You could cut it into strips and clip it onto the side of their cage.


----------



## cool disel (Aug 10, 2009)

thank u very much for the replys.. i can't wait to go home and start building toys for them 


cheers...


----------



## Mythara (Apr 9, 2009)

There's a list of all the toy making parts I use on here: http://www.feathersandforage.co.uk/?p=534


----------



## cool disel (Aug 10, 2009)

thanx alot for the link


----------



## Peanutbutter (Jun 29, 2009)

practice golf balls
wood pale handles
large plastic buttons
plastic beads - wide assortment
acrylic pieces - mostly lucky finds
drinking straws
Popsicle sticks & craft spoons
Natural Hemp Twine/String (craft store: I use this for pretty much EVERYTHING)
Stainless Steel wire from a kitchen whisk... (SS & nickel plated metals are safe.)
plastic chain 
balsa wood planks (hobby store)
basswood planks (hobby store)
untreated (non smelly or oily) sisal rope (hard to find locally)
pieces from old games, like the CandyLand men... or monopoly houses.
cat toy balls w/ bells (PLASTIC bells only, NO "jingle" bells)
sucker sticks (craft store)
corn cobs (with or without corn. Dried)
coconut shells... (directions online for drying)
Craft wood clothespins (no metal ones)
LEGO's
wood beads and shapes (craft stores... flower pots, bowls, pot handles)
Wheat pasta
Finger trap toys (put millet inside, hide beads inside, slide down a dowel perch, etc)
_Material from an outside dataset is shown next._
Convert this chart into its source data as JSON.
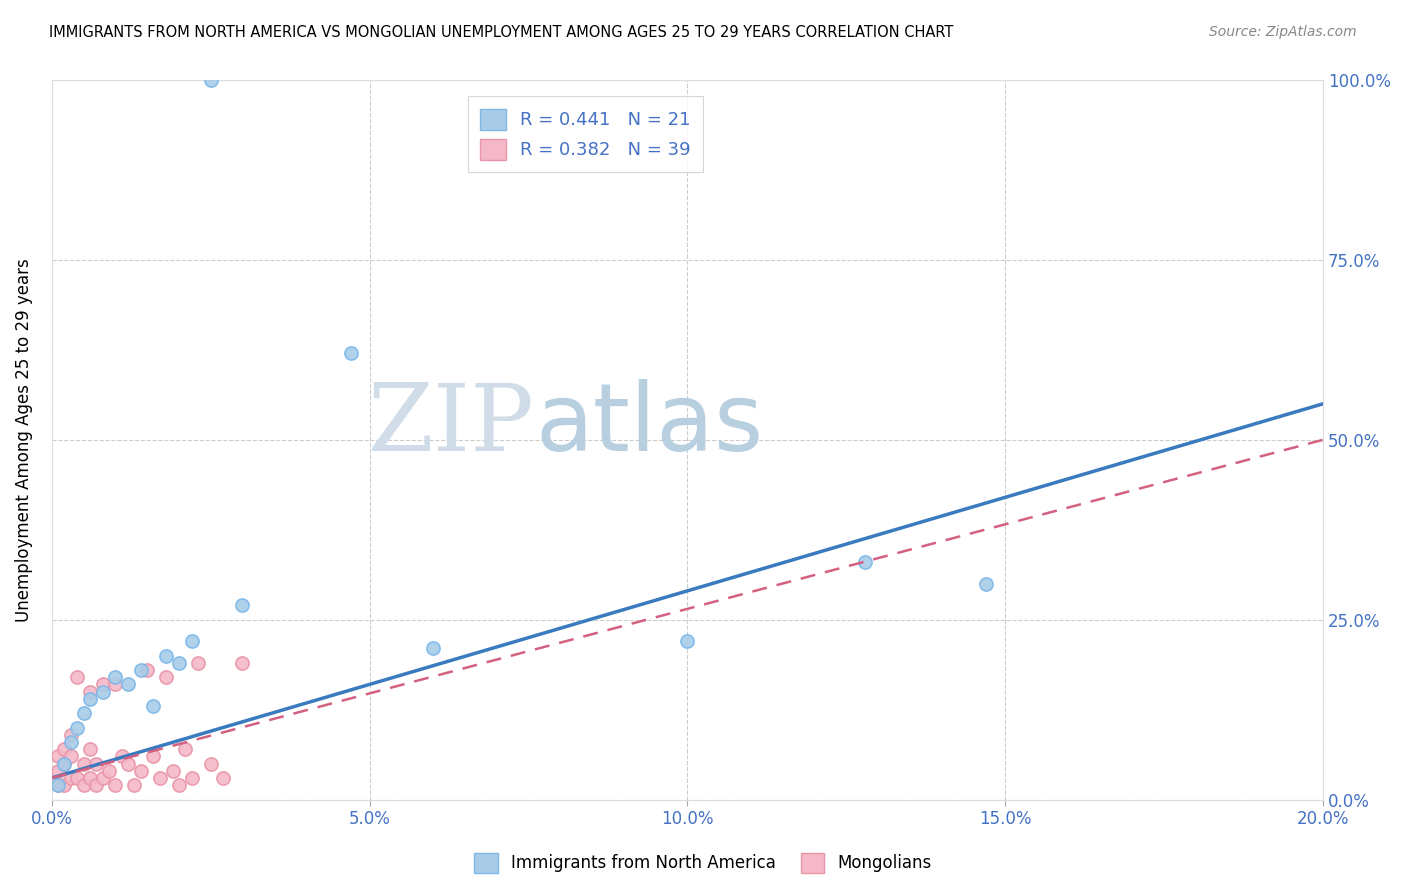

Birdie pinatas can be made "paper mache' style w/ brown paper bags, water balloons, and wheat flour.

Bird toys = hobby.


----------



## cool disel (Aug 10, 2009)

Peanutbutter said:


> practice golf balls
> wood pale handles
> large plastic buttons
> plastic beads - wide assortment
> ...


thank you very much for the list


----------



## Di_dee1 (Feb 20, 2009)

Also the kitchen can be a great source of stuff, plastic small things you can drill a hole through and string up, eg measuring spoon.


----------